Milena Hubschmannova and two miracles in wartime Prague
Dr Milena Hubschmannova is the Czech Republic's foremost scholar of Romani,
the ancient language spoken by millions of Roma across Europe. At the time
of the German occupation she was a little girl, living with her family in
Prague's New Town, close to Wenceslas Square. Here she recalls two
memories from that time. They seem unconnected, but both show how in war
the smallest chance can mean the difference between life and death.
"I was a child during the war, and I remember very vividly when in
1942 the Gestapo came and they took my father to the internment camp. He
was there three years. And they came at six o'clock in the morning. They
always used to come at night or in the morning. My brother at the time was
three months old, I was nine and my sister was six.
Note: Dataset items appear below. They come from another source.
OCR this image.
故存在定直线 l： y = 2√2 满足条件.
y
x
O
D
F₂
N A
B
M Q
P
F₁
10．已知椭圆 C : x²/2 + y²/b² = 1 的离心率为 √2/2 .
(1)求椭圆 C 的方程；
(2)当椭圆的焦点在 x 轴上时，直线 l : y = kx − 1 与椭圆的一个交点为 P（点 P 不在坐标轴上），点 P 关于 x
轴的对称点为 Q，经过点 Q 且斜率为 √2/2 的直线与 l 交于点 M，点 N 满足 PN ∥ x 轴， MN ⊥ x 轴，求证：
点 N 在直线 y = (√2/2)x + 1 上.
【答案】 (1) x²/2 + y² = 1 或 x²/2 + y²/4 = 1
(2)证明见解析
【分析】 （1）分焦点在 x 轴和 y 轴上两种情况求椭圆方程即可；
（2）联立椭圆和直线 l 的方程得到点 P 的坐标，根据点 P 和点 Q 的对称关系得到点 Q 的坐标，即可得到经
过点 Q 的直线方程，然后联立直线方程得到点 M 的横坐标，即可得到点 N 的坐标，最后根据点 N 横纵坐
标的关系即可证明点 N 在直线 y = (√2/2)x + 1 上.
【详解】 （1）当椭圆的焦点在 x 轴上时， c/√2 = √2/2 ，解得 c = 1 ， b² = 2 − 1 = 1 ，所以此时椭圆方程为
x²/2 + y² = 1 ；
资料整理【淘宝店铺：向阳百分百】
They took my mother
too.
"The Gestapo people said, 'We have to put your two girls (that means
myself and my sister) into a children's home.' At half past six in the
morning my mother's aunt came by just to say, 'How are you?' Usually she
never did that. Why would she come at half past six in the morning? She
said, 'I was just at the church - St Stepan, just round the corner.' My
mother winked to her and showed that she should agree with everything that
my mother said. So she told the Gestapo people that our aunt was staying
with us, and that she could take care of us - of me and my sister. So they
didn't take us to the children's home. We stayed with my aunt. So this was
really God's little miracle!
"And here is the other story. You know the Tancici dum (Dancing
House) - a new building which was constructed about ten years ago, very
modern. Next to this building there is a house which was built after the
war. It was bombed - it fell down into ruins. It was in February 1945.
"My mother went for a walk with my little brother, who was about
three years old at the time, and the wind took her hat. So she went into
that house and she wanted to comb her hair and put her hat on her head,
because there are mirrors in the halls of those old apartment blocks. So
she combed her hair and she went home. As soon as she got home there was a
bombing raid, and this house fell down.
"So these two little miracles happened to us during the war."